Hürriyet’in Washington Temsilcisi Tolga Tanış bu ziyareti ABD’nin YPG’yi gayrı resmi tanıması olarak yorumladı.
Cumhurbaşkanı Erdoğan ABD Dışişleri Bakanı John Kerry’i kabul ettiğinde heyette McGurk da vardı.
Bu da ABD’nin bir başka nezaketsizliği olsa gerek.
Dışişleri Bakanı Mevlüt Çavuşoğlu’nun “PYD için ABD’ye küsecek değiliz” açıklaması nereden çıktı anlaşılır gibi değil. Biz ABD’ye “PYD için küsmeyeceğiz de ne için küseceğiz?”
Bu sözün tam da Türk obüslerinin YPG’yi bombaladığı bir sırada söylenmesi ya büyük talihsizliktir ya da tıpkı ABD’lilerin yaptığı gibi ikili oynamadır. İkincisi ise mesele yok.
Cumhurbaşkanı Erdoğan’ın söylediği “Türkiye-ABD ittifakının alternatifi yok” sözü hiç şüphesiz politiktir.

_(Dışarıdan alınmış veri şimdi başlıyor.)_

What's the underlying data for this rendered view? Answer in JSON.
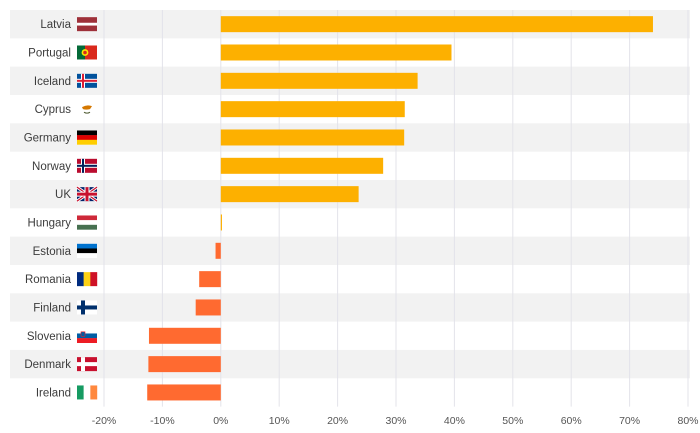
{
  "chart_data": {
    "type": "bar",
    "orientation": "horizontal",
    "title": "",
    "xlabel": "",
    "ylabel": "",
    "categories": [
      "Latvia",
      "Portugal",
      "Iceland",
      "Cyprus",
      "Germany",
      "Norway",
      "UK",
      "Hungary",
      "Estonia",
      "Romania",
      "Finland",
      "Slovenia",
      "Denmark",
      "Ireland"
    ],
    "values": [
      74.0,
      39.5,
      33.7,
      31.5,
      31.4,
      27.8,
      23.6,
      0.2,
      -0.9,
      -3.7,
      -4.3,
      -12.3,
      -12.4,
      -12.6
    ],
    "xlim": [
      -20,
      80
    ],
    "xticks": [
      -20,
      -10,
      0,
      10,
      20,
      30,
      40,
      50,
      60,
      70,
      80
    ],
    "xtick_labels": [
      "-20%",
      "-10%",
      "0%",
      "10%",
      "20%",
      "30%",
      "40%",
      "50%",
      "60%",
      "70%",
      "80%"
    ],
    "flags": [
      "latvia-flag-icon",
      "portugal-flag-icon",
      "iceland-flag-icon",
      "cyprus-flag-icon",
      "germany-flag-icon",
      "norway-flag-icon",
      "uk-flag-icon",
      "hungary-flag-icon",
      "estonia-flag-icon",
      "romania-flag-icon",
      "finland-flag-icon",
      "slovenia-flag-icon",
      "denmark-flag-icon",
      "ireland-flag-icon"
    ],
    "colors": {
      "positive": "#fdb000",
      "negative": "#ff6a30",
      "band": "#f2f2f2",
      "grid": "#e3e3ea",
      "text": "#3c3c3c"
    }
  }
}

Nasıl ABD yöneticileri “Biz müttefikiz” diye söylüyorlarsa Cumhurbaşkanı da aynı anlayışla “bu ittifakın alternatifi yok” diyebilir.
Bütün bu gelişmelerin arkasından geldi Cumhurbaşkanı Erdoğan’ın ABD Başkan Yardımcısı Joe Biden’ı kabulü.
O kabulün görüntüleri çok şey anlatıyor. Biden salona iki elini açarak giriyor, beklediği sıcaklığı göremeyince bu defa sarılarak Erdoğan’ı kucaklıyor.
Joe Biden’ın tavrı o görüşmenin ABD için ne kadar önemli olduğunu gösteriyor.
Şunu bilmemiz gerekiyor.
Türkiye ile ABD müttefik değildir, örtülü savaş halindedir.
Türkiye-ABD ittifakının Ankara için alternatifi vardır.
Türkiye ABD’ye mahkum değildir, ABD Türkiye’ye mahkumdur.
ABD ne yaparsa yapsın PYD Fırat’ın batısına geçmeyecektir.
Ziyaret boyunca hep “Obama Erdoğan ile görüşmeyecek” havası verilmeye çalışıldı.
Neden?
ABD Türkiye ile görüşmeye mecbur olduğu için.
Bildik Amerikan taktiği ile sanki Türkiye görüşmek istiyormuş havası vermeye çalıştılar.
Öyle olsaydı Cumhurbaşkanı Erdoğan’ın konuşma yaptığı Brooklyn Enstitüsü’nün önüne, Türkiye’de kullanabildikleri güçleri yığarlar mıydı?
Elinde güç olarak kalan da tescilli etki ajanı Emre Uslu ile bir kaç FETÖ’cü.
Bir de YPG flaması taşıyan PKK.
Hepsi bu.
Suriye’de, Irak’ta, Türkiye’de kaybeden ABD’dir.
Başbakan Ahmet Davutoğlu’nun Diyarbakır’a gelişi bölge insanıyla Türkiye’nin kucaklaşmasıdır. Kürtlerin ABD’nin oyun alanı olmaktan çıkışıdır o buluşma.
Kürt ve Türk’ün kucaklaşmasına gölge düşürmek için patlattılar o bombayı.
ABD’nin kaybettiği yerde YPG/PKK’nın esamesi okunmaz.
Nitekim okunmadı.
Joe Biden da, Obama da Riyad-Ankara arasında daha çok mekik dokur.
Her defasında kollarını daha çok açıp, sarılmak isterler.